Well it all started when my husband got the hankering to buy our borderline teacup sized yorkie, Chloe, because the breed doesn’t shed, are easy to clean up after and will forever look like a puppy.
And all of that is true....except for the part about being easy to clean up after. There ain't no mountain high enough, ain't no valley low enough, ain't no river wide enough to keep her from peeing on the floor. That's right. Miss Chloe is a VIOLATOR! She doesn't know who you are or where you are from but she will find you and she will pee on you.
Chloe is well aware of what she is doing too. She is a very smart sneaky girl. She knows full well that peeing anywhere and everywhere is frowned upon in Stroudia but she doesn't have any fucks left to give and if we don't like it, we can eat her poo.... cuz there is plenty of that to go around as well!

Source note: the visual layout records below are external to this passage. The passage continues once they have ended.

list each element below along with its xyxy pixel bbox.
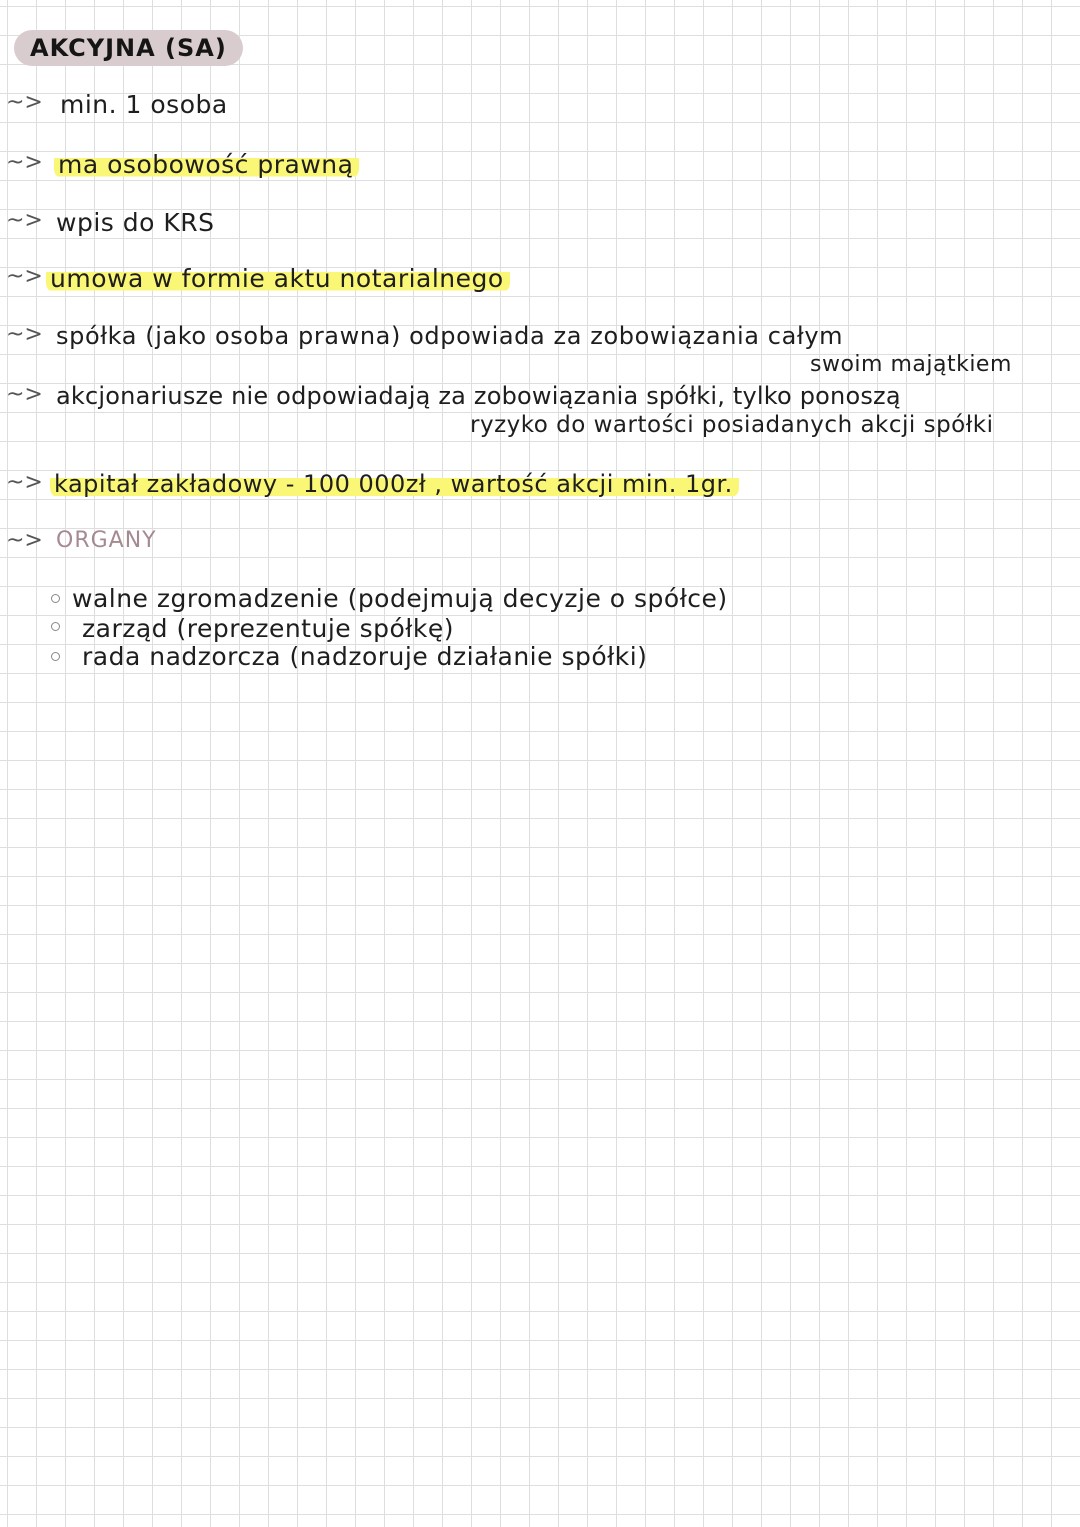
bullet-circle-icon (51, 622, 60, 631)
section-heading: ORGANY (56, 528, 157, 553)
squiggle-arrow-icon: ~> (6, 322, 43, 347)
squiggle-arrow-icon: ~> (6, 150, 43, 175)
item-text: akcjonariusze nie odpowiadają za zobowiązania spółki, tylko ponoszą (56, 382, 901, 410)
item-text-highlighted: ma osobowość prawną (54, 150, 359, 179)
bullet-circle-icon (51, 652, 60, 661)
sub-list-item: walne zgromadzenie (podejmują decyzje o spółce) (72, 584, 728, 613)
sub-list-item: zarząd (reprezentuje spółkę) (82, 614, 454, 643)
bullet-circle-icon (51, 594, 60, 603)
item-text: wpis do KRS (56, 208, 215, 237)
item-text-continuation: ryzyko do wartości posiadanych akcji spółki (470, 412, 994, 438)
squiggle-arrow-icon: ~> (6, 382, 43, 407)
squiggle-arrow-icon: ~> (6, 528, 43, 553)
item-text-highlighted: umowa w formie aktu notarialnego (46, 264, 510, 293)
squiggle-arrow-icon: ~> (6, 90, 43, 115)
squiggle-arrow-icon: ~> (6, 470, 43, 495)
item-text-highlighted: kapitał zakładowy - 100 000zł , wartość akcji min. 1gr. (50, 470, 739, 498)
item-text: spółka (jako osoba prawna) odpowiada za zobowiązania całym (56, 322, 844, 350)
item-text-continuation: swoim majątkiem (810, 352, 1012, 377)
squiggle-arrow-icon: ~> (6, 264, 43, 289)
page-title: AKCYJNA (SA) (14, 30, 243, 66)
item-text: min. 1 osoba (60, 90, 228, 119)
sub-list-item: rada nadzorcza (nadzoruje działanie spółki) (82, 642, 648, 671)
squiggle-arrow-icon: ~> (6, 208, 43, 233)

Speaking of smarts....let me tell you about doggie #2, Sampson. After binge watching Lady in the Tramp and drinking large amounts of wine, I had convinced myself that a cocker spaniel would open me up to a heightened since of doggie love awareness...and let's face it - there are not many things in life cuter than a chubby cocker spaniel puppy.
But then they grow up. And you find out that he was a product of inbreeding and has no actual living brain cells. I know it sounds really mean but this poor baby boy hasn't got the sense God gave a goose. He runs sideways, pees and poops whenever the feeling hits him AND pops an erection every time you pet him. Every. Damn. Time.
But I can overlook his stupidity, make him an outside dog and avoid the lipstick because ew... what I cannot handle is that he likes to eat fabric, which includes but is not limited to a high dollar pair of pants I recently purchased AND he LOVES to eat the crotch out of any and all panties within his reach!! *Gasp* Can you believe it?! Also when anyone has food and puts their hands down just right....he will snatch whatever you are eating and make it his bitch. Sampson is a VIOLATOR!
But he doesn't know it because he can't think. Bless his heart....at least he's cute.

Our 3rd dog, Honey is basically a cat. I'm not even kidding. Look.
Not a good shot? Here is a close up.
You know you're a cat when you have your own matching cat underwear.
I love my cat.
Ok Honey is not a cat. I know. But she basically is. Honey is the most laid back dog that I have ever seen in my life!! She is even too laid back to go to the bathroom outside.....so as much as it pains me to say....Honey is a VIOLATOR. (And she eats Chloe's poop). Ew. Sorry Honey....this hurts me worse than it hurts you.

LAST BUT NOT LEAST!! Meet our 4th dog, the Husky Makita!
Hands down the smartest dog we have ever had. AND She's potty trained!!! (Probably because we weren't responsible for the training. Oops.) We adopted Makita after one of our friends died tragically in a car accident. Makita is beautiful, smart and doesn't pee on my floors. That makes her almost perfect. ALMOST. Makita has some doggie sociopathic tendencies. She likes to pick fights with the other dogs, eat all of their food and use her size to intimidate them. She is seriously like a Giant compared to the other dogs. Makita also has a wild streak and we can't let her out ever because she is wicked fast and you can't catch her. But all of that is one thing. Holy mother of SHEDDING!!!! I'm talking hair the size of small cities floating in the air, the floor, your food, your clothes, your mouth (no really...that just happened), your bubble baths, your buttcrack (that also happened...to...a friend)....EVERYWHERE !! Makita...you are a VIOLATOR.